The Court of Appeal Decision
The Court of Appeal upheld the High Court’s judgment, agreeing with the High Court’s interpretation of the relevant clauses in the depository agreement, and stated that the clauses were consistent with the Quincecare duty. The Court of Appeal considered that it was not impossible for a bank and its client to agree to exclude the Quincecare duty provided sufficiently clear words were used (and subject to statutory restrictions like the Unfair Contract Terms Act 1977). However, such exclusion would need to make clear ‘…that the bank should be entitled to pay out on instruction of the authorised signatory even if it suspects the payment is in furtherance of a fraud which that signatory is seeking to perpetrate on its client’. This is a seemingly unattractive exclusion for a bank to try to negotiate.
As regards the scope of the Quincecare duty, as noted above, the Court of Appeal went further than the High Court: it considered that, in most cases, the Quincecare duty will require “something more” from the bank than simply refusing to comply with a payment instruction when it is on notice that a payment instruction might be an attempt to misappropriate funds. The Court of Appeal was clear that this duty to do “something more” was part and parcel of the Quincecare duty and disagreed with the trial judge’s characterisation of it as something subsidiary to the core duty to refrain from making payment. Should the trial judge find in due course that the Quincecare duty was engaged on the facts, the question as to what else JPM should have done in the circumstances will need to be assessed.
Where do we go from here?
While the Court of Appeal has made clear that it is possible to exclude the Quincecare duty, the decision may not result in financial institutions seeking to amend the standard terms and conditions of client account agreements given the high bar which was set for the clear wording that would be required.

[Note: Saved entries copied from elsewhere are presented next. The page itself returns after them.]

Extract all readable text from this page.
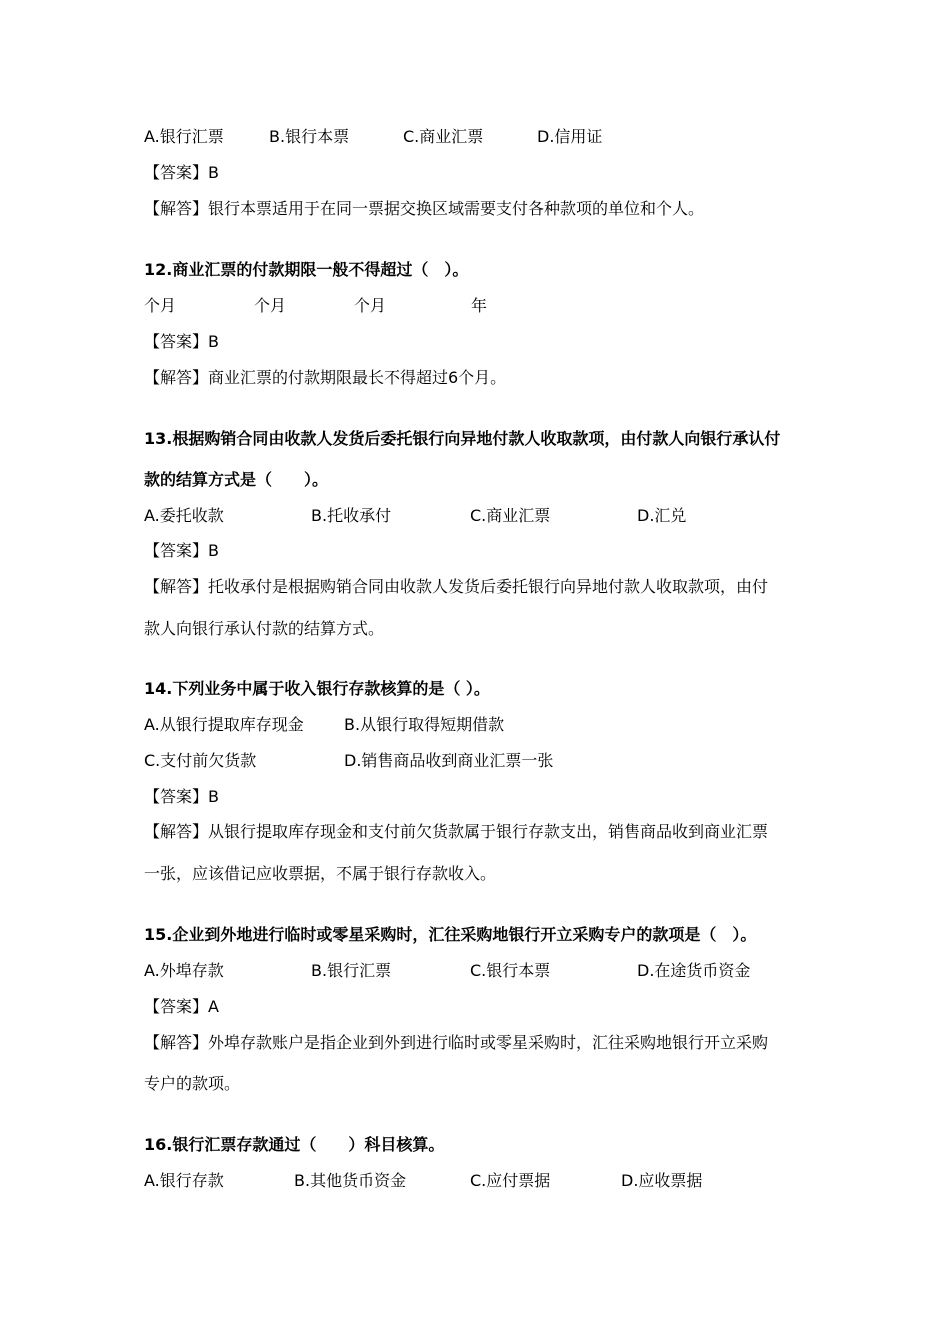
A.银行汇票	B.银行本票	C.商业汇票	D.信用证
【答案】B
【解答】银行本票适用于在同一票据交换区域需要支付各种款项的单位和个人。
12.商业汇票的付款期限一般不得超过（　）。
个月	个月	个月	年
【答案】B
【解答】商业汇票的付款期限最长不得超过6个月。
13.根据购销合同由收款人发货后委托银行向异地付款人收取款项，由付款人向银行承认付
款的结算方式是（　　）。
A.委托收款	B.托收承付	C.商业汇票	D.汇兑
【答案】B
【解答】托收承付是根据购销合同由收款人发货后委托银行向异地付款人收取款项，由付
款人向银行承认付款的结算方式。
14.下列业务中属于收入银行存款核算的是（ ）。
A.从银行提取库存现金	B.从银行取得短期借款
C.支付前欠货款	D.销售商品收到商业汇票一张
【答案】B
【解答】从银行提取库存现金和支付前欠货款属于银行存款支出，销售商品收到商业汇票
一张，应该借记应收票据，不属于银行存款收入。
15.企业到外地进行临时或零星采购时，汇往采购地银行开立采购专户的款项是（　）。
A.外埠存款	B.银行汇票	C.银行本票	D.在途货币资金
【答案】A
【解答】外埠存款账户是指企业到外到进行临时或零星采购时，汇往采购地银行开立采购
专户的款项。
16.银行汇票存款通过（　　）科目核算。
A.银行存款	B.其他货币资金	C.应付票据	D.应收票据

Financial institutions should review their existing protocol in relation to payment processing. Increased scrutiny should be given to the precise processes (including reporting and communication lines), investigations and record keeping undertaken once the institution suspects that a payment mandate might be an attempt to misappropriate funds. It is hoped that in due course the trial judge will give clearer guidance as to what positive action the “something more” aspect of the Quincecare duty requires. Notably, JPM filed six suspicious activity reports and obtained consent from the National Crime Agency to make the payments. Any clarification of the duty will be important given the decision in Singularis has provided the highest judicial confirmation that the Quincecare duty has a public policy value, and banks should be robust in their attempts to stymie fraudulent payments.